My approach to both is more or less the same. Respect the characters, and respect the audience. It’s different when it’s your own characters, because you have more of an attachment, and you ultimately can do anything with them. Work-for-hires are characters you can guide in your stories, but ultimately don’t control them. But if you are true to who the characters are, that’s really not a problem. My philosophy is not to take any gig where I don’t feel like I can do justice to the characters or the world.

What was the most appealing element of working on Mars Attacks?

I started collecting Mars Attacks cards literally decades ago now. I loved that subversive cartoon violence and humor inherent to the property. Plus, ya know…Martians and crazy 50s/60s sci-fi tropes and mad excess.

Do you think the absurdity, violence and general aweomeness of something like Warrior Chicken Poyo made you an obvious candidate for this gig?

They certainly both share the same sort of cartoon violence. I’d go a bit further and say that these Mars Attacks comics and Poyo comics are pretty much the 21st Century equivalent of Warner Bros. Road Runner cartoons.

This isn’t the first Mars Attacks from IDW, but they’ve varied up the story, feel, and everything else each time. Is that helpful to let you carve out your own voice, or do you still find yourself staring back at all the research you can find?

I don’t do a lot of research. I have some folks at Topps I use as sounding boards, but I know the property pretty well at this point. It’s more of a case of returning to a world I enjoy and am comfortable in.

I feel like a really underestimated element of mainstream comics is the colors. How hands-on were you in helping to guide the look, and how important do you think it is with a book like Mars Attacks?

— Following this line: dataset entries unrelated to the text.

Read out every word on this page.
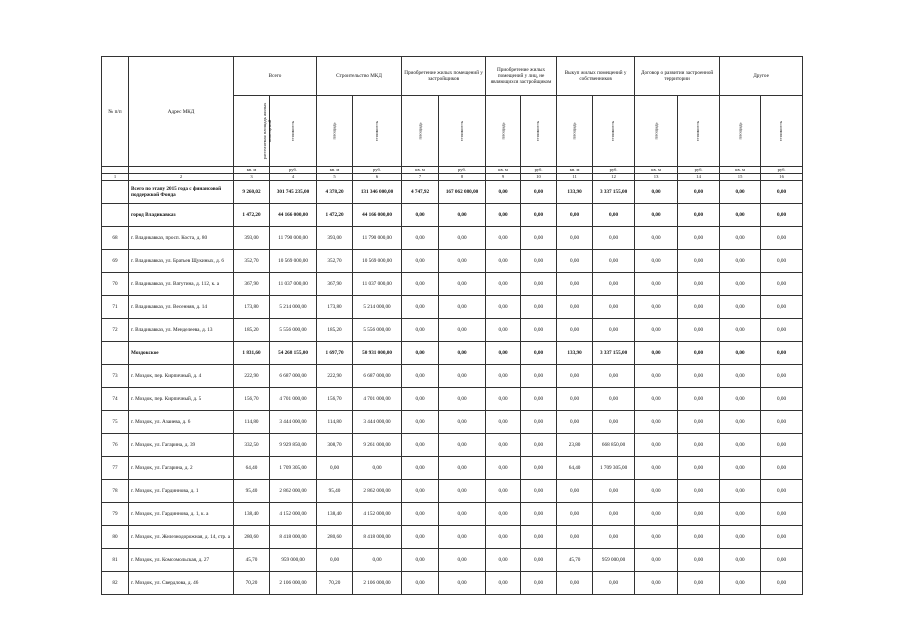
№ п/п	Адрес МКД	Всего		Строительство МКД		Приобретение жилых помещений у застройщиков		Приобретение жилых помещений у лиц, не являющихся застройщиком		Выкуп жилых помещений у собственников		Договор о развитии застроенной территории		Другое	
		расселяемая площадь жилых помещений	стоимость	площадь	стоимость	площадь	стоимость	площадь	стоимость	площадь	стоимость	площадь	стоимость	площадь	стоимость
		кв. м	руб.	кв. м	руб.	кв. м	руб.	кв. м	руб.	кв. м	руб.	кв. м	руб.	кв. м	руб.
1	2	3	4	5	6	7	8	9	10	11	12	13	14	15	16
	Всего по этапу 2015 года с финансовой поддержкой Фонда	9 260,02	301 745 235,00	4 378,20	131 346 000,00	4 747,92	167 062 080,00	0,00	0,00	133,90	3 337 155,00	0,00	0,00	0,00	0,00
	город Владикавказ	1 472,20	44 166 000,00	1 472,20	44 166 000,00	0,00	0,00	0,00	0,00	0,00	0,00	0,00	0,00	0,00	0,00
68	г. Владикавказ, просп. Коста, д. 80	393,00	11 790 000,00	393,00	11 790 000,00	0,00	0,00	0,00	0,00	0,00	0,00	0,00	0,00	0,00	0,00
69	г. Владикавказ, ул. Братьев Щукиных, д. 6	352,70	10 569 000,00	352,70	10 569 000,00	0,00	0,00	0,00	0,00	0,00	0,00	0,00	0,00	0,00	0,00
70	г. Владикавказ, ул. Ватутина, д. 112, к. а	367,90	11 037 000,00	367,90	11 037 000,00	0,00	0,00	0,00	0,00	0,00	0,00	0,00	0,00	0,00	0,00
71	г. Владикавказ, ул. Весенняя, д. 14	173,80	5 214 000,00	173,80	5 214 000,00	0,00	0,00	0,00	0,00	0,00	0,00	0,00	0,00	0,00	0,00
72	г. Владикавказ, ул. Менделеева, д. 13	185,20	5 556 000,00	185,20	5 556 000,00	0,00	0,00	0,00	0,00	0,00	0,00	0,00	0,00	0,00	0,00
	Моздокское	1 831,60	54 268 155,00	1 697,70	50 931 000,00	0,00	0,00	0,00	0,00	133,90	3 337 155,00	0,00	0,00	0,00	0,00
73	г. Моздок, пер. Кирпичный, д. 4	222,90	6 687 000,00	222,90	6 687 000,00	0,00	0,00	0,00	0,00	0,00	0,00	0,00	0,00	0,00	0,00
74	г. Моздок, пер. Кирпичный, д. 5	156,70	4 701 000,00	156,70	4 701 000,00	0,00	0,00	0,00	0,00	0,00	0,00	0,00	0,00	0,00	0,00
75	г. Моздок, ул. Азаиева, д. 6	114,80	3 444 000,00	114,80	3 444 000,00	0,00	0,00	0,00	0,00	0,00	0,00	0,00	0,00	0,00	0,00
76	г. Моздок, ул. Гагарина, д. 39	332,50	9 929 850,00	308,70	9 261 000,00	0,00	0,00	0,00	0,00	23,80	668 850,00	0,00	0,00	0,00	0,00
77	г. Моздок, ул. Гагарина, д. 2	64,40	1 709 305,00	0,00	0,00	0,00	0,00	0,00	0,00	64,40	1 709 305,00	0,00	0,00	0,00	0,00
78	г. Моздок, ул. Гардиннова, д. 1	95,40	2 862 000,00	95,40	2 862 000,00	0,00	0,00	0,00	0,00	0,00	0,00	0,00	0,00	0,00	0,00
79	г. Моздок, ул. Гардиннова, д. 1, к. а	138,40	4 152 000,00	138,40	4 152 000,00	0,00	0,00	0,00	0,00	0,00	0,00	0,00	0,00	0,00	0,00
80	г. Моздок, ул. Железнодорожная, д. 14, стр. а	280,60	8 418 000,00	280,60	8 418 000,00	0,00	0,00	0,00	0,00	0,00	0,00	0,00	0,00	0,00	0,00
81	г. Моздок, ул. Комсомольская, д. 27	45,70	959 000,00	0,00	0,00	0,00	0,00	0,00	0,00	45,70	959 000,00	0,00	0,00	0,00	0,00
82	г. Моздок, ул. Свердлова, д. 46	70,20	2 106 000,00	70,20	2 106 000,00	0,00	0,00	0,00	0,00	0,00	0,00	0,00	0,00	0,00	0,00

I letter the book, like I try to letter all my stuff, but I generally keep my nose out of coloring matters. My philosophy is if the artist is happy with the colors (and the editor,) that’s good enough for me. I’m no kind of coloring expert, and I don’t want to be another chef in the kitchen. I might give a note — literally A NOTE — every issue or two, but I’m pretty hands-off in coloring matters.

Obviously this is a lot more serious take on the property than most of what we’ve seen before. Is that how the series was sold to you, or did you bring that to the table?

Again, it comes to respecting the characters and the world. The concept, humans living in a world occupied by a Martian invasion force, is fundamentally less humorous than the previous mini-series, which focused more on outrageous mayhem. So I’m just trying to capture the appropriate tone. Which is not to say Mars Attacks: Occupation is dark… but it is slighty darkER than the previous minis. It’s still, for the most part, rollicking fun sci-fi adventure — with a hearty dose of ultra-violence!

What’s your elevator pitch on this story for those who don’t know anything yet?

This mini is Gladiator meets Rocky, set in a Mars Attacks dystopia!

Can you tell us a little bit about Ruby Johnson?

Ruby Johnson, the protagonist of the series, is the daughter of champion prizefighter Diamond Jerry Johnson, who gave his life during the earliest part of the Martian invasion. Fed up in this world she is trapped in, Ruby fights back, and then ends up not just enslaved— but destined for slaughter for Martian entertainment in their fighting pits. Only Ruby doesn’t die like she’s supposed to… and humanity might have a hero to rally around… assuming Ruby continues to survive.